A **binomial test** compares a sample proportion to a hypothesized proportion.

For example, suppose we have a 6-sided die. If we roll it 24 times, we would expect the number “3” to show up 1/6 of the time, e.g. 24 * (1/6) = 4 times.

If the number “3” actually shows up 6 times, is that evidence that the die is biased towards the number “3”? We could perform a binomial test to answer that question.

In Excel, we can use the following function to perform a binomial test:

**BINOM.DIST(number_s, trials, probability_s, cumulative)**

where:

**number_s:**number of “successes”**trials:**total number of trials**probability_s:**the probability of success on each trial**cumulative:**If TRUE, then BINOM.DIST returns the cumulative distribution function, which is the probability that there are at most number_s successes; if FALSE, it returns the probability mass function, which is the probability that there are number_s successes.
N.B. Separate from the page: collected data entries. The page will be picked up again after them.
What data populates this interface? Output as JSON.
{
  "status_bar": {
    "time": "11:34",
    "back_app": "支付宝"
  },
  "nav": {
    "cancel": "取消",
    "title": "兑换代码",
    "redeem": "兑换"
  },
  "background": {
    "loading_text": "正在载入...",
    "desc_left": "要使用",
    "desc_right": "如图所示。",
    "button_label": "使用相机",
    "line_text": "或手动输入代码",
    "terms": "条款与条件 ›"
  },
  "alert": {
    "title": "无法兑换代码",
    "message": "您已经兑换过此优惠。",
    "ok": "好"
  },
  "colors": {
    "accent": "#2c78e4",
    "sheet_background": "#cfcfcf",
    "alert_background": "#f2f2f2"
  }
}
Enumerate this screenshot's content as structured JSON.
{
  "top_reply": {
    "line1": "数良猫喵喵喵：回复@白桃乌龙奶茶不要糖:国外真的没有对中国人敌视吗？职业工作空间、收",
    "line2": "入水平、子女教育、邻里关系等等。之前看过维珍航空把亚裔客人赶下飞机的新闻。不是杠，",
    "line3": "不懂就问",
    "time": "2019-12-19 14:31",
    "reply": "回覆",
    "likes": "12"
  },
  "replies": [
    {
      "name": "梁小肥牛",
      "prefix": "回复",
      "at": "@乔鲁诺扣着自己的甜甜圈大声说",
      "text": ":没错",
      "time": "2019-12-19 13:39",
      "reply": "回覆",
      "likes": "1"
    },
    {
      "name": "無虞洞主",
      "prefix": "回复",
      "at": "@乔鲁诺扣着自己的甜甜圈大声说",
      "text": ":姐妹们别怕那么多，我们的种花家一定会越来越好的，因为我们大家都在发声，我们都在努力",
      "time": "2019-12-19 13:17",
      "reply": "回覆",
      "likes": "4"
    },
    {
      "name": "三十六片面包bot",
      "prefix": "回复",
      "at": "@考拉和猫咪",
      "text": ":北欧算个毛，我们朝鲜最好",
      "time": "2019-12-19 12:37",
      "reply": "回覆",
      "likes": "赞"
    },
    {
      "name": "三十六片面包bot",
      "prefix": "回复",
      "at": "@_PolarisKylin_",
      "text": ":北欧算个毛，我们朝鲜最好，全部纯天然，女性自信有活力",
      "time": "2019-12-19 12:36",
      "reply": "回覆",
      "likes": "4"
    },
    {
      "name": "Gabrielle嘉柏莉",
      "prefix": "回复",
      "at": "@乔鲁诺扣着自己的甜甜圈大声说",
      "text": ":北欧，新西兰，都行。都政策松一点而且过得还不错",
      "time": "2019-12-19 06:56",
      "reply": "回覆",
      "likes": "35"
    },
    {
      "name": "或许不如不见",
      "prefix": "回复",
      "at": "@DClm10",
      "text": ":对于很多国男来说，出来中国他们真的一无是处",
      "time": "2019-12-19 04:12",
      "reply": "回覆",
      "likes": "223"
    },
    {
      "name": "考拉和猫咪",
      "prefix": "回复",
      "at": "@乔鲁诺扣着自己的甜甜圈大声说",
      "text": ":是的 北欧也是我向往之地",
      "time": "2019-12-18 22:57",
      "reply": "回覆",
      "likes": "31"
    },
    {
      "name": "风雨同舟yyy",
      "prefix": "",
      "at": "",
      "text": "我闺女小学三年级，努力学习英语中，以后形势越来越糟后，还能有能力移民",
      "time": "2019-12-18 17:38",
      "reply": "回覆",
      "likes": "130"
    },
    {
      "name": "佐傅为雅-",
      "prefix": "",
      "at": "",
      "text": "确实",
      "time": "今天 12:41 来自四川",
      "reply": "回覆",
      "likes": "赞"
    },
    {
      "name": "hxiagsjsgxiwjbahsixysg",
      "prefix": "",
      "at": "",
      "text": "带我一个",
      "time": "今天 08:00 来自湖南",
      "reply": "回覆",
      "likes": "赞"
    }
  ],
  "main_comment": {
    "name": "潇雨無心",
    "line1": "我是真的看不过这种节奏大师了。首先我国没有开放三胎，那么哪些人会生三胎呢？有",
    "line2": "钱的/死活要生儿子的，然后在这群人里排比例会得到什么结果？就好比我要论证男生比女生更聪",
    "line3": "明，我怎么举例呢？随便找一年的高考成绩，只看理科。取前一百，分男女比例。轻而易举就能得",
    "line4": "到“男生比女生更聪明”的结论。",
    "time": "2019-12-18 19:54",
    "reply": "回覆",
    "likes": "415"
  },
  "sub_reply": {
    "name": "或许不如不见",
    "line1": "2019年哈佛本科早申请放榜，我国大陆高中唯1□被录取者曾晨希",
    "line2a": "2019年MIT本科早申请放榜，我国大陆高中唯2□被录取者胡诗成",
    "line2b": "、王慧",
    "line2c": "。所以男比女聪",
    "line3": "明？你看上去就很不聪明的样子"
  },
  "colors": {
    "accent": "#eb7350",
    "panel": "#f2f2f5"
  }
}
We will almost always use TRUE.

The following examples illustrate how to perform binomial tests in Excel.

**Example 1: We roll a 6-sided die 24 times and it lands on the number “3” exactly 6 times. Perform a binomial test to determine if the die is biased towards the number “3.”**

The null and alternative hypotheses for our test are as follows:

H_{0}: π ≤ 1/6 (the die is not biased towards the number “3”)

H_{A}: π > 1/6

**π is the symbol for population proportion.*

We will enter the following formula into Excel:

P(x ≥ 6) = 1 – BINOM.DIST(5, 24, 1/6, TRUE) = 1 – 0.80047 = **0.19953**.

Because this p-value is not less than 0.05, we fail to reject the null hypothesis. We do not have sufficient evidence to say the die is biased towards the number “3.”

**Example 2: We flip a coin 30 times and it lands on heads exactly 19 times. Perform a binomial test to determine if the coin is biased towards heads.**

The null and alternative hypotheses for our test are as follows:

H_{0}: π ≤ 1/2 (the coin is not biased towards heads)

H_{A}: π > 1/2

We will enter the following formula into Excel:

P(x ≥ 19) = 1 – BINOM.DIST(18, 30, 1/2, TRUE) = 1 – 0.89976 = **0.10024**.

Because this p-value is not less than 0.05, we fail to reject the null hypothesis. We do not have sufficient evidence to say the coin is biased towards heads.

**Example 3: **A shop makes widgets with 80% effectiveness. They implement a new system that they hope will improve the rate of effectiveness. They randomly select 50 widgets from a recent production run and find that 46 of them are effective. Perform a binomial test to determine if the new system leads to higher effectiveness.

The null and alternative hypotheses for our test are as follows:

H_{0}: π ≤ 0.80 (the new system does not lead to an increase in effectiveness)

H_{A}: π > 0.80

We will enter the following formula into Excel:

P(x ≥ 46) = 1 – BINOM.DIST(45, 50, 0.8, TRUE) = 1 – 0.9815 = **0.0185**.

Because this p-value is less than 0.05, we reject the null hypothesis. We have sufficient evidence to say the new system leads to an increase in effectiveness.

**Example 4: **A shop makes gadgets with 60% reliability. They implement a new process that they hope will improve the reliability. They randomly select 40 gadgets from a recent production run. What is the minimum number of gadgets that need to be reliable in order for the shop to say, with 95% confidence, that the new process improves the reliability?

For this example we will need to use the following function:

**BINOM.INV(trials, probability_s, alpha)**

where:

**trials:**total number of trials**probability_s:**probability of “success” on each trial**alpha:**significance level

We will enter the following formula into Excel:

BINOM.INV(40, 0.60, 0.95) = **29**.

Thus, we would need at least 29 of the gadgets to be reliable in order to say, with 95% confidence, that the new process improves reliability.